Hi - thanks for the replies. They are in due to the fact that they started lambing when we were away on holiday 2 weeks ago, and my mother who was looking after the animals panicked, and called the local farmer, who then put them in the stables so he could help over the next week. It was our first experience of lambing, and he was often coming up in the evenings, so it was just easier to work. I want to get them out as soon as possible, but we are having to re-fence a paddock we want to put them in because of the lambs being so small. We are hoping they will be out next week, and then it will be problem solved!
It's just while they are in I have been worrying. We have only had the ewe's for about 3? months, so haven't really experienced having winter feeding. They have just been on the scrub in our marl pit up until lambing. (We didn't even know there was a possibility they could have been pregnant, as we were not told they had been running with a ram when they were purchased).
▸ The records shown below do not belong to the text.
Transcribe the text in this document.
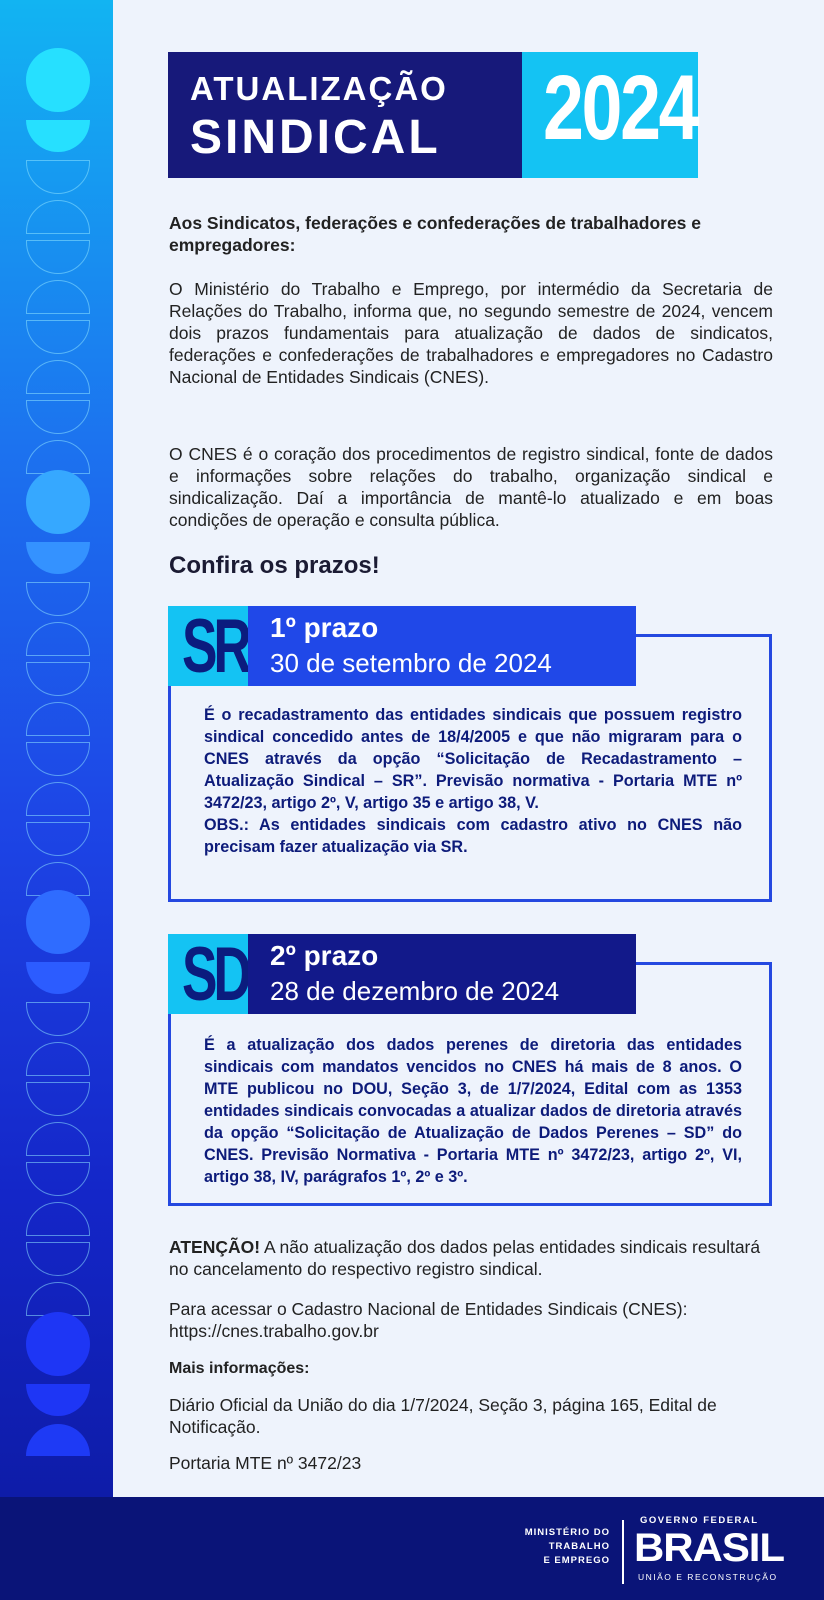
ATUALIZAÇÃO
SINDICAL 2024
Aos Sindicatos, federações e confederações de trabalhadores e empregadores:
O Ministério do Trabalho e Emprego, por intermédio da Secretaria de Relações do Trabalho, informa que, no segundo semestre de 2024, vencem dois prazos fundamentais para atualização de dados de sindicatos, federações e confederações de trabalhadores e empregadores no Cadastro Nacional de Entidades Sindicais (CNES).
O CNES é o coração dos procedimentos de registro sindical, fonte de dados e informações sobre relações do trabalho, organização sindical e sindicalização. Daí a importância de mantê-lo atualizado e em boas condições de operação e consulta pública.
Confira os prazos!
SR 1º prazo
30 de setembro de 2024
É o recadastramento das entidades sindicais que possuem registro sindical concedido antes de 18/4/2005 e que não migraram para o CNES através da opção “Solicitação de Recadastramento – Atualização Sindical – SR”. Previsão normativa - Portaria MTE nº 3472/23, artigo 2º, V, artigo 35 e artigo 38, V.
OBS.: As entidades sindicais com cadastro ativo no CNES não precisam fazer atualização via SR.
SD 2º prazo
28 de dezembro de 2024
É a atualização dos dados perenes de diretoria das entidades sindicais com mandatos vencidos no CNES há mais de 8 anos. O MTE publicou no DOU, Seção 3, de 1/7/2024, Edital com as 1353 entidades sindicais convocadas a atualizar dados de diretoria através da opção “Solicitação de Atualização de Dados Perenes – SD” do CNES. Previsão Normativa - Portaria MTE nº 3472/23, artigo 2º, VI, artigo 38, IV, parágrafos 1º, 2º e 3º.
ATENÇÃO! A não atualização dos dados pelas entidades sindicais resultará no cancelamento do respectivo registro sindical.
Para acessar o Cadastro Nacional de Entidades Sindicais (CNES):
https://cnes.trabalho.gov.br
Mais informações:
Diário Oficial da União do dia 1/7/2024, Seção 3, página 165, Edital de Notificação.
Portaria MTE nº 3472/23
MINISTÉRIO DO
TRABALHO
E EMPREGO
GOVERNO FEDERAL
BRASIL
UNIÃO E RECONSTRUÇÃO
The copper problem was probably caused by previous owners of our wether. He was a stray so nothing was known about his past, and also in the animal shelter he came from, he was rotated in a paddock there with a pig, for a short time. There is no slurry where they graze as it is not a paddock, it is a wilderness of an abandoned marl pit, so full of gorse, trees, bramble, with smatterings of grass. Impossible to spread anything on really.
So I will just stick with the hay and the tubron then. Thanks so much.